Um dos usuários citados pela imprensa local é Kim, um trabalhador de escritório de 25 anos que costuma acessar uma plataforma inspirada em aplicativos de entrega de comida durante a madrugada. Ele afirma que o hábito o ajuda a lidar com a vontade de pedir refeições tarde da noite, sem comprometer o orçamento.


Além das plataformas que simulam compras e entregas, surgiram outros serviços voltados para a criação de experiências virtuais de conforto emocional.
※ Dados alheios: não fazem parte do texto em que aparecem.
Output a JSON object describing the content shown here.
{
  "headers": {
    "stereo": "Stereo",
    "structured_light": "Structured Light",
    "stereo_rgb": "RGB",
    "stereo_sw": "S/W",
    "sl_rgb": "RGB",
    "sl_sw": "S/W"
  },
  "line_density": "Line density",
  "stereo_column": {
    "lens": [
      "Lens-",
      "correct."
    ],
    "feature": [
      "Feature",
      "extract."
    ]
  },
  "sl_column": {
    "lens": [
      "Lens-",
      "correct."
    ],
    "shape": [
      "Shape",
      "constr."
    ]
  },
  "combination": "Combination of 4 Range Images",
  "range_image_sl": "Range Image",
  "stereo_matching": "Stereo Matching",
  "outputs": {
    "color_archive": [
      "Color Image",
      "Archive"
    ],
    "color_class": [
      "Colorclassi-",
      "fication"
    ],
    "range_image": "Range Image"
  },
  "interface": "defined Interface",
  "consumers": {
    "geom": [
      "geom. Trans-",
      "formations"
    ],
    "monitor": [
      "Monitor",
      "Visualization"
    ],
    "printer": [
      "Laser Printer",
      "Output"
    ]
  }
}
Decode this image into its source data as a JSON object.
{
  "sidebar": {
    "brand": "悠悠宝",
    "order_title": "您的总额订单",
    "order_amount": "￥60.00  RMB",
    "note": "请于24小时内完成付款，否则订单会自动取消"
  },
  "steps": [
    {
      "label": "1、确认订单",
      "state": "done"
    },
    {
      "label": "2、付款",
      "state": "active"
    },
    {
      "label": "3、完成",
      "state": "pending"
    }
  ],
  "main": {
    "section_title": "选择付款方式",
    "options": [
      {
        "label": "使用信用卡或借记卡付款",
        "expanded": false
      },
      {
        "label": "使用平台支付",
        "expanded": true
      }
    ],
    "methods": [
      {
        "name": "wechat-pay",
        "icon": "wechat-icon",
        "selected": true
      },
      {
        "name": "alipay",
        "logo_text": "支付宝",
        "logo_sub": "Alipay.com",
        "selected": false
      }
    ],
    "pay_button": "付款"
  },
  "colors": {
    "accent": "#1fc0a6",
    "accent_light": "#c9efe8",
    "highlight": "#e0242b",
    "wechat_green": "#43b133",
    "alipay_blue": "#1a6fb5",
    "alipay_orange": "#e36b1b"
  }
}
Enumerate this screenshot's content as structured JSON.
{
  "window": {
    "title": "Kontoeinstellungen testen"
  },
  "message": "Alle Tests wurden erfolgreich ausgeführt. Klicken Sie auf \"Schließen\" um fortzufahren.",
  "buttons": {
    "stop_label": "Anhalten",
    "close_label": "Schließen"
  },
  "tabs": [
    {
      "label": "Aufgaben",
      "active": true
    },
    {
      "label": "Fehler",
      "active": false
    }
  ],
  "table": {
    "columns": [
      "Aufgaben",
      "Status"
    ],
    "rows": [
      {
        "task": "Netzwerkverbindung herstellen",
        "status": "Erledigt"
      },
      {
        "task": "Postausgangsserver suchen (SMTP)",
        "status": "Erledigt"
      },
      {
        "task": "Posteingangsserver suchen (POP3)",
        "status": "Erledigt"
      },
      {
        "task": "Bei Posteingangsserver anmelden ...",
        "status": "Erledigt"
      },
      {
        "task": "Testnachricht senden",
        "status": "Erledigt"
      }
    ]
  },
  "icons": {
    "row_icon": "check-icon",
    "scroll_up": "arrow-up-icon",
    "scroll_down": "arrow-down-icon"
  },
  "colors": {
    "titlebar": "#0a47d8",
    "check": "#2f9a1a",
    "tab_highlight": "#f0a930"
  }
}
Um deles reproduz o ambiente de uma pausa para fumar. Os visitantes visualizam quantas pessoas estão conectadas naquele momento e podem deixar mensagens anônimas, criando uma sensação de companhia sem a necessidade de interações mais profundas.

Usuários relatam que essas experiências funcionam como pequenas pausas na rotina, ajudando a aliviar a solidão, a ansiedade e o estresse. Para estudantes e trabalhadores, a sensação de compartilhar um espaço virtual com outras pessoas oferece conforto, mesmo sem conversas diretas.


Apesar da popularidade crescente na Coreia do Sul, a tendência ainda desperta debates. Alguns especialistas consideram os sites uma alternativa inofensiva que pode reduzir compras por impulso. Outros alertam que eles podem reforçar os mesmos padrões comportamentais associados ao vício em compras online, mesmo sem envolver gastos reais.